How to choose when it’s time to lock in is crucial to managing variable mortgages.

“There’s never a perfect time, but there’s a better time than others to make that decision,” says Colin Dreyer, president of the Canadian Institute of Mortgage Brokers and Lenders.

For example, if a person’s employment status changed, a bump in rates could signal it’s time to consider the stability of a fixed rate.

“To be on the safe side, they’ll lock in, rather than gamble on their rate and a possible change in employment at the same time.”

But just because rates are on the rise doesn’t mean it’s automatically time to lock in. If rates go up but are expected to fall again later, the savings will still be there over the long run.

“Those variations are always going to be there. You can’t predict rates,” says Dreyer.

Milevsky suggests setting monthly payments under a variable-rate mortgage at exactly what they would be had you taken out a fixed-rate mortgage (your bank manager or mortgage broker can do the calculations). That way, if you do have to lock in, you won’t feel any difference in your daily finances.

And he pays very close attention to the spread between variable- and fixed-rate quotes.

“If that spread gets very, very small — perhaps even negative — I might take a look and say ‘It’s not worth the risk any more,'” Milevsky says.

“The question to ask yourself is, ‘How high can the rate go before you actually start to feel the pain?'”

You should also know the difference between an open floating-rate mortgage and closed floating-rate borrowing. With an open mortgage, you can pay down any amount you want during the term. With a closed mortgage, there is a penalty for making payments over and above the set payment schedule.

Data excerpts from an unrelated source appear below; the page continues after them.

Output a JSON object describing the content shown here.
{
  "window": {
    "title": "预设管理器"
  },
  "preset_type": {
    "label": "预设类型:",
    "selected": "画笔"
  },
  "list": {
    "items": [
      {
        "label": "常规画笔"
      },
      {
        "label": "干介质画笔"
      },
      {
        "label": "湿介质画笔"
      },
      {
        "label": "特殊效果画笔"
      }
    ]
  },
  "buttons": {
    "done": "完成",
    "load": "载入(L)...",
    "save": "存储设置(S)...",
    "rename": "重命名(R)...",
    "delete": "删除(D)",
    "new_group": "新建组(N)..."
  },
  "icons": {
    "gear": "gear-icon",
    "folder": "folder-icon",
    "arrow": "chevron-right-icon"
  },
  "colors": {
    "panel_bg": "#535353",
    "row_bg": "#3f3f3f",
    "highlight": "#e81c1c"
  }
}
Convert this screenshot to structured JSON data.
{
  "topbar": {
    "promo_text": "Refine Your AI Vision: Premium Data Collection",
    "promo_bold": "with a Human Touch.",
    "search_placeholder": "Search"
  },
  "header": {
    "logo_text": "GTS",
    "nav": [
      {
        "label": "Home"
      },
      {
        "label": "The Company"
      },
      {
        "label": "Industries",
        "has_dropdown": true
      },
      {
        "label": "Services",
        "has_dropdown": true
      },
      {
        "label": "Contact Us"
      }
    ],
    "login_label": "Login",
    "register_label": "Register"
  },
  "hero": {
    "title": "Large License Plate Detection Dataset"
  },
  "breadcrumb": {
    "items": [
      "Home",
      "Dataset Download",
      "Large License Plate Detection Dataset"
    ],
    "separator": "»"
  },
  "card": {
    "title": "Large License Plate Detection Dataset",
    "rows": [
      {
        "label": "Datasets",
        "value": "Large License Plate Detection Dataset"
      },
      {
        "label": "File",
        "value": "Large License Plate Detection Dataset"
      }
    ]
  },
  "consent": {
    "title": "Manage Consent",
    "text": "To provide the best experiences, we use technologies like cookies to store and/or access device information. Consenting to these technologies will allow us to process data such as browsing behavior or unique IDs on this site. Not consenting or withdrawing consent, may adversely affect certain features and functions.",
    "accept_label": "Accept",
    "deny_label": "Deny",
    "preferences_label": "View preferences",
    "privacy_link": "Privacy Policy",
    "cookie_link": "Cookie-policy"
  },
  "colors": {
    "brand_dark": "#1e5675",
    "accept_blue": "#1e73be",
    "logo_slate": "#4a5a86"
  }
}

About one-third of all Canadian residential mortgage holders are going with variable-rate mortgages tied to a prime rate currently around 3.75 per cent.

“I think people look at that and say, ‘I can buy more real estate because of that aspect of it,'” says Dreyer. “It’s the affordability factor.”

Paul Mims, vice-president of CIBC Mortgages Inc., says the popularity of variable-rate mortgages has seen an explosion in recent years because of low rates.

“If you’d asked five years ago, it would have been less than five per cent [of the mortgage market],” says Mims. “The CIBC portfolio was less than 10 per cent. And now we’re 50- per-cent variable.”

Mims believes that right now the variable is the way to go.